CURLING  -15th February 1878
"Nearly every day last week the members of the Curling Club enjoyed a game on Mr. Allan's pond at Georgefield. Thursday which was the Fast Day was necessarily an off-day,  and it is possible that the keen curlers begrudged letting it slip,   as the day was very favourable for this pastime.  Besides going to Dunse on Friday and beating the Dunse men, the Club played for the Silver Cup presented by Mrs Coteworth  of Cowdenknowes. The ice from the heat of the sun in the middle of the day was very soft,  and great difficulty was felt by some in getting their stone over the hog score.  The cup was won by Mr George Henderson with a score of 7, Mr J. P Smith and Mr. James Sharp  came next with 5 points each.  The weather was rather fresh and it is not unlikely that curling for the season is nearly over."
*Fast Days  were a tradition of the Presbyterian Churches,  whereby a special day was marked as a public holiday,and set aside for  a time of reflection,  ahead of attendance at the service of Holy Communion.   
More than 100 years later,  and members of Earlston Curling Club play out of doors at Lauder,  December 1995.     

BOWLING CLUB - 20th December 1881.
"This club now numbers over 50 members and they have resolved to the formation of a bowling green on the site of the old curling pond. This work is to be done by Mr. Smith, Hawick whose estimate for the work we understand to be £150.  Some farmers interested in the formation of the bowling green will do the  necessary driving of materials gratuitously.  If this bowling club proves a success, Earlston will be amply provided with means of recreation.

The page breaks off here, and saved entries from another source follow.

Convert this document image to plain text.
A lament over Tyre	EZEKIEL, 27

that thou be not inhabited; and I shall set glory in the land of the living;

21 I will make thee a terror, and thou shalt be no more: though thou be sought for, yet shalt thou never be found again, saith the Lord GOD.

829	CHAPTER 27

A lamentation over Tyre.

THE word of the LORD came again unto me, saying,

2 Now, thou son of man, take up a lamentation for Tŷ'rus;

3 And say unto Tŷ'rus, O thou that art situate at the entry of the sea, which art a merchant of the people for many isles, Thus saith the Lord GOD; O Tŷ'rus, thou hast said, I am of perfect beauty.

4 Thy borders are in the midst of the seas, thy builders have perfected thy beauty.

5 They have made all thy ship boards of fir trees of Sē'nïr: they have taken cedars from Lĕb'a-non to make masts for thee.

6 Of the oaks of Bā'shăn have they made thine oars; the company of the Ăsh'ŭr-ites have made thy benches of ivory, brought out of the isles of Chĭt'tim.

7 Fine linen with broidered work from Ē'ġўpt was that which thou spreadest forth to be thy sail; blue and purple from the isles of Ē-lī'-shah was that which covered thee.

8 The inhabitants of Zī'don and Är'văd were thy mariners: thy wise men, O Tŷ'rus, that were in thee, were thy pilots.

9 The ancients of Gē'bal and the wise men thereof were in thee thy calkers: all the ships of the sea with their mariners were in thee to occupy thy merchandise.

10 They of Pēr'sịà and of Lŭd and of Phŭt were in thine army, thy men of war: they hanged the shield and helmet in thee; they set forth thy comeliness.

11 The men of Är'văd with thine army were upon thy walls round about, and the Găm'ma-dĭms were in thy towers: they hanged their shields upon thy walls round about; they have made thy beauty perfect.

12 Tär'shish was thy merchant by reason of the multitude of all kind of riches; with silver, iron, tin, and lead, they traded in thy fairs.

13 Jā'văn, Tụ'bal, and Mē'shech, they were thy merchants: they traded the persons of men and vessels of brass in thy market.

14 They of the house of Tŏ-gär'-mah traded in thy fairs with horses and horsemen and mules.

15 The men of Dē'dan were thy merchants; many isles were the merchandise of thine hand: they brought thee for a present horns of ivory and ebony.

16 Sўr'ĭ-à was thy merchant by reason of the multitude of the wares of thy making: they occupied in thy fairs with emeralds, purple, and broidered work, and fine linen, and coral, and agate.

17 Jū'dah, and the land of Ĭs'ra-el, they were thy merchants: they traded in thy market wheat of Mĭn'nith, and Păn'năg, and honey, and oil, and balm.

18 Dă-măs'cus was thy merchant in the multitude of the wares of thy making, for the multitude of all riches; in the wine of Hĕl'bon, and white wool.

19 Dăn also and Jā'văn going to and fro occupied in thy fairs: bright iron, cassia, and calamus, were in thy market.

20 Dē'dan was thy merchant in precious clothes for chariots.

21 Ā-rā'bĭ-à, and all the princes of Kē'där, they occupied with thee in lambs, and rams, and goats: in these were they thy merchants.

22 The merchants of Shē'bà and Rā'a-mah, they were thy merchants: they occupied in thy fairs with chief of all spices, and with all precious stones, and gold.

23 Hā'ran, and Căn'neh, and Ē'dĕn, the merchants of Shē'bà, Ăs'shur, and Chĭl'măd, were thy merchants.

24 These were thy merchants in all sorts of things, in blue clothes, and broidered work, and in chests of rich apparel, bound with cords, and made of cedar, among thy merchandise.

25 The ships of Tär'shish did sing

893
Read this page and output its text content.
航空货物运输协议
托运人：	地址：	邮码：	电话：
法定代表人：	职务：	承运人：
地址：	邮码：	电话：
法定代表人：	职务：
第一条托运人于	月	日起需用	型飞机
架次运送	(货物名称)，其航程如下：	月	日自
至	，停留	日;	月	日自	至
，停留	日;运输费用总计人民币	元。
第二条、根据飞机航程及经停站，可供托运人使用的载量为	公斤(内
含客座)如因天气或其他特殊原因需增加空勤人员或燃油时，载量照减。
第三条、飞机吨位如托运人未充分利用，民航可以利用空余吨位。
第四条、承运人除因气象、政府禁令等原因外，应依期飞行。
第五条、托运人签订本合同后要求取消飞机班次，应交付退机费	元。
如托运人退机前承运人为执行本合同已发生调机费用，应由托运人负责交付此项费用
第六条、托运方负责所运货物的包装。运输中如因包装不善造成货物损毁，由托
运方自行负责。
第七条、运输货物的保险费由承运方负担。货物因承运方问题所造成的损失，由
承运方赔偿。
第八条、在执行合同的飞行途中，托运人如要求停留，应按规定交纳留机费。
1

An early photograph of Earlston Bowling Club members
 BOWLING CLUB BAZAAR - 16th July 1889
A lengthy article reported  on a Bazaar in the Corn Exchange, held:
"To liquidate a debt.....The club was formed in 1882 and the formation of the Green, together with a recent enlargement,  cost between £300 and £400  of which £80 remained to be paid....An energetic committee, consisting of Mr Dunn, Mr Murdison, Mr. Steedman, Mr Tait, Mr Aitkenhead,  and Mr Wallace (secretary) was formed  to carry out the arrangements;  the ladies of the town and neighbourhood  readily gave their cooperation and the result of their united exertions was the Fancy Fair opened on Wednesday.
There were six stalls  furnished abundantly with the usual cushions, scrapbooks, dolls, paintings,  clerical photographs,  live poultry,  firescreens,  shawls,macrame work etc. etc...... The paintings were a particularly excellent collection and included work by Tom Scott A.R.S.A. There were also some fine etchings.  The drawings over the two days  rather amounted to over £260.  The stalls were distinguished by the names of flowers....... There was also a refreshment stall and a flower stall  attended to by Mr. Gray,   gardener, Gladswood and Mr. Robertson,gardener, Cowdenknowes."